ViTCoP: Accelerating Large Vision-Language Models via Visual and Textual Semantic Collaborative Pruning
Wen Luo, Peng Chen, Xiaotao Huang, LiQun Huang
TL;DR
ViTCoP tackles LVLM inefficiency by introducing a three-stage Visual-Textual Collaborative Pruning pipeline that progressively reduces visual tokens while preserving critical, diverse information. It combines a lightweight visual saliency stage, visual-textual collaboration in shallow LLM layers using VIC clustering and K-vector L2 norms, and a final textual-saliency pruning in deep LLM layers, yielding strong performance under extreme compression. Empirical results across image and video benchmarks show state-of-the-art retention, with substantial TFLOPs and memory savings (over $94\%$ TFLOPs reduction in some settings) and faster latency, indicating practical impact for deploying LVLMs in resource-constrained environments. The framework is validated on multiple LVLMs (e.g., LLaVA-1.5-7B and LLaVA-NeXT-7B/Video-7B) and demonstrates robustness through extensive ablations and efficiency analyses, highlighting the importance of staged, semantically guided pruning for multimodal models.
Abstract
Large Vision-Language Models (LVLMs) incur high computational costs due to significant redundancy in their visual tokens. To effectively reduce this cost, researchers have proposed various visual token pruning methods. However, existing methods are generally limited, either losing critical visual information prematurely due to pruning in the vision encoder, or leading to information redundancy among the selected tokens due to pruning in the Large Language Models (LLMs). To address these challenges, we propose a Visual and Textual Semantic Collaborative Pruning framework (ViTCoP) that combines redundancy filtering in the vision encoder with step-wise co-pruning within the LLM based on its hierarchical characteristics, to efficiently preserve critical and informationally diverse visual tokens.
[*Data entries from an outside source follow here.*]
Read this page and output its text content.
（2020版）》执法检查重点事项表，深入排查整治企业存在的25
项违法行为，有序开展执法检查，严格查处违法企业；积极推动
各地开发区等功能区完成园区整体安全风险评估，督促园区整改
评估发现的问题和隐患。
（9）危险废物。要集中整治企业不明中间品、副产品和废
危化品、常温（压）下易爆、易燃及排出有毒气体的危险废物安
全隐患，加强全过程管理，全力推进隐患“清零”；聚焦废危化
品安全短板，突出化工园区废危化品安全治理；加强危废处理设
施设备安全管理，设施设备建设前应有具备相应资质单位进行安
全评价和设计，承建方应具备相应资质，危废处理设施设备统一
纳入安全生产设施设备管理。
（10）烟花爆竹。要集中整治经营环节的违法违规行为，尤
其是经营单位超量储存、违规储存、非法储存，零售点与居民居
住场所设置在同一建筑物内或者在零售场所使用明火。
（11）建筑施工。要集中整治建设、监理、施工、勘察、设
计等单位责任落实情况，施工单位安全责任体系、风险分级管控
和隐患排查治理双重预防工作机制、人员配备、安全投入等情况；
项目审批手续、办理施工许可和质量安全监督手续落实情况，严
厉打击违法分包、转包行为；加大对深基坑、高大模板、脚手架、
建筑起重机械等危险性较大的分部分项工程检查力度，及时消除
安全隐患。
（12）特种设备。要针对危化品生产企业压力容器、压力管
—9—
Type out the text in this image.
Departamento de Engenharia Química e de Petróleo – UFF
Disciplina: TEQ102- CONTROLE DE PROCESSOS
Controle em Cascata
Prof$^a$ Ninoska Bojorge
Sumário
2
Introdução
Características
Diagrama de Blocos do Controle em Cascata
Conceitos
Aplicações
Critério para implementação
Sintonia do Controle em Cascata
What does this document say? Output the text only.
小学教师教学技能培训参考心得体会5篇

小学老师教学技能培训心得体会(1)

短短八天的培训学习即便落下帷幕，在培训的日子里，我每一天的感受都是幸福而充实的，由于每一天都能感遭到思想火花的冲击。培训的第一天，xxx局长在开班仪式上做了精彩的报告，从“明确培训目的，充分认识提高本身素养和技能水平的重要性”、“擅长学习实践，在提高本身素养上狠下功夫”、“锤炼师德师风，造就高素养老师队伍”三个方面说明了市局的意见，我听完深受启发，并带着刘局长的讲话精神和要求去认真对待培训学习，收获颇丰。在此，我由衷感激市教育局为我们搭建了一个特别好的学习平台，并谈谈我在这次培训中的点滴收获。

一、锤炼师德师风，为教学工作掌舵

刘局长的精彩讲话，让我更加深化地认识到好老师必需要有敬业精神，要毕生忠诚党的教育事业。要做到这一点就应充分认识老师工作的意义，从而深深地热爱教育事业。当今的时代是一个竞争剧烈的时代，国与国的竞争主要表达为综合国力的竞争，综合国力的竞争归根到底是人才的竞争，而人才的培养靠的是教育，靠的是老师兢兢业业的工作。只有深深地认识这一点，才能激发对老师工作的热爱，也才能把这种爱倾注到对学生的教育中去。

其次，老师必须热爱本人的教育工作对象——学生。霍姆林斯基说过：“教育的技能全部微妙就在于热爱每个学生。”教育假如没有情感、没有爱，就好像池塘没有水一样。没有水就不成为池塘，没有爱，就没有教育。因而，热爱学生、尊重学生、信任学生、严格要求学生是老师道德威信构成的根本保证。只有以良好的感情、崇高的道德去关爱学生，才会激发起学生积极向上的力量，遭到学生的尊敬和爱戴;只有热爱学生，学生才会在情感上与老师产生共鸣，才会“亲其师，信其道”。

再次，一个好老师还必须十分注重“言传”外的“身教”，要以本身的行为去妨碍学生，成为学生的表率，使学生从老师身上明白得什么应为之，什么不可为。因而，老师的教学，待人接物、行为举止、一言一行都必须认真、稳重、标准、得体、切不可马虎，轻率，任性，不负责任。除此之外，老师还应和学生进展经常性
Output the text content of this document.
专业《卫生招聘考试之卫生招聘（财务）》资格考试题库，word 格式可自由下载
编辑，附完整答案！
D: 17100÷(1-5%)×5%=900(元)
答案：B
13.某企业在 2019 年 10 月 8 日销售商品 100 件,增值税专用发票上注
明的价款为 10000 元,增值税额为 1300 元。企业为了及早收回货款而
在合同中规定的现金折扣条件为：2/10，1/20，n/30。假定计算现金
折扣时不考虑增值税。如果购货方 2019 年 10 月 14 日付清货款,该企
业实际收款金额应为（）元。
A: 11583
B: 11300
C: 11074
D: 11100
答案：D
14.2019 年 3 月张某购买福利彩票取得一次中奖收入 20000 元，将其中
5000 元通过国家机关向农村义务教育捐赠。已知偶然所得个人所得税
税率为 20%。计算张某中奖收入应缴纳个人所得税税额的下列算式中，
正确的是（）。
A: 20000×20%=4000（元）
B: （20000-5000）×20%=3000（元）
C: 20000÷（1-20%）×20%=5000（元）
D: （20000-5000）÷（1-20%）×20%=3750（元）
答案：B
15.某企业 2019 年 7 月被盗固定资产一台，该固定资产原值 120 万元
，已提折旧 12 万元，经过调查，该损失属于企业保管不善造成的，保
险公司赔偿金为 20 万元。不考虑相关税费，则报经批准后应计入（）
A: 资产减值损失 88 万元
Meanwhile, to ensure compatibility with acceleration techniques like FlashAttention, we introduce the L2 norm of K-vectors as the token saliency metric in the LLM. Extensive experiments on various Large Vision-Language Models demonstrate that ViTCoP not only achieves state-of-the-art performance surpassing existing methods on both image and video understanding tasks, but also significantly reduces model inference latency and GPU memory consumption. Notably, its performance advantage over other methods becomes even more pronounced under extreme pruning rates.